Mais surtout, il compromet le virage idéologique que M. Boisclair avait amorcé dans son parti. Et c'est très dommage, parce que le chef péquiste a de bonnes idées, qu'il a su maintenir un bel équilibre entre le conservatisme économique et le progressisme social, et que, des trois chefs, c'est lui qui propose la vision économique la plus intéressante sur de grands enjeux stratégiques comme la place de la métropole ou l'importance de l'éducation, dont il fait sa priorité.
Ce programme prometteur a été édulcoré au fil de la campagne: le virage à gauche, l'appui de la FTQ, qualifié de moment marquant de la campagne, certaines promesses, comme le maintien du gel des droits de scolarité, qui valorise le statu quo, une façon d'accuser Jean Charest d'exporter des jobs dans le dossier de l'électricité, qui s'inspire d'une doctrine d'un autre âge. Tout cela compromet le recentrage du PQ, et la capacité d'André Boisclair de défendre, soit au pouvoir, soit dans l'opposition, des idées qui feraient avancer le Québec.

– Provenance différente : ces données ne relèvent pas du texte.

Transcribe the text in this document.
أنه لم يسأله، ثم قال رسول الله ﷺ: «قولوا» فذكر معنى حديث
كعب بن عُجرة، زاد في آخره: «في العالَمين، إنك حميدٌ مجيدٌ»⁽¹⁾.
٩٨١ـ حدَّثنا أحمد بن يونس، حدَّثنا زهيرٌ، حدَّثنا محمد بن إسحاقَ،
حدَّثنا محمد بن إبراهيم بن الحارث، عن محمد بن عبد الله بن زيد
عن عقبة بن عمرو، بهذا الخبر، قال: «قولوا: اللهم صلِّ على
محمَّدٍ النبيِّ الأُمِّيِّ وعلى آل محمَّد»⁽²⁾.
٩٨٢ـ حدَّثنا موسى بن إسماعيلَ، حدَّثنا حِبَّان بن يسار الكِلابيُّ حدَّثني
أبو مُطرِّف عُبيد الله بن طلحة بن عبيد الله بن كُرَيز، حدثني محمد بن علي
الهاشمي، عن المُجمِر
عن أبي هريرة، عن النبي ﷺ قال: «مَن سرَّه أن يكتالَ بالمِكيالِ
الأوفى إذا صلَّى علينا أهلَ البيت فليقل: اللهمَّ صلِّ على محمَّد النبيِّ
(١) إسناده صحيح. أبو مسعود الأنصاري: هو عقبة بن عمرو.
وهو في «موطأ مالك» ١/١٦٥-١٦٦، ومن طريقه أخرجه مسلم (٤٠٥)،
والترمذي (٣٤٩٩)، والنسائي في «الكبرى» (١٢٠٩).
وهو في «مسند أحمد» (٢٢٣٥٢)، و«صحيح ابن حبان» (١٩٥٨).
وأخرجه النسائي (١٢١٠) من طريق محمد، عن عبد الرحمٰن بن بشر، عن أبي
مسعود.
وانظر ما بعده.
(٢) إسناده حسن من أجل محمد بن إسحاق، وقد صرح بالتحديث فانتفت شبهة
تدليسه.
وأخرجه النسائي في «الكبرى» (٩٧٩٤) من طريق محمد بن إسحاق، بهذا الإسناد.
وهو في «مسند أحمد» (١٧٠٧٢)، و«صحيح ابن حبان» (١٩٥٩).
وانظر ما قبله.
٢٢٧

Bien sûr, si le scénario référendaire est compromis, et si le PQ ne prend pas le pouvoir, le risque est grand que ce parti, impitoyable avec ses chefs, pour éviter de réfléchir à l'impasse dans laquelle se trouve son option, soit tenté d'en attribuer l'échec à André Boisclair, qui deviendra une commode victime expiatoire. Et de se priver d'un chef qui voulait ramener le PQ sur la voie de la modernité.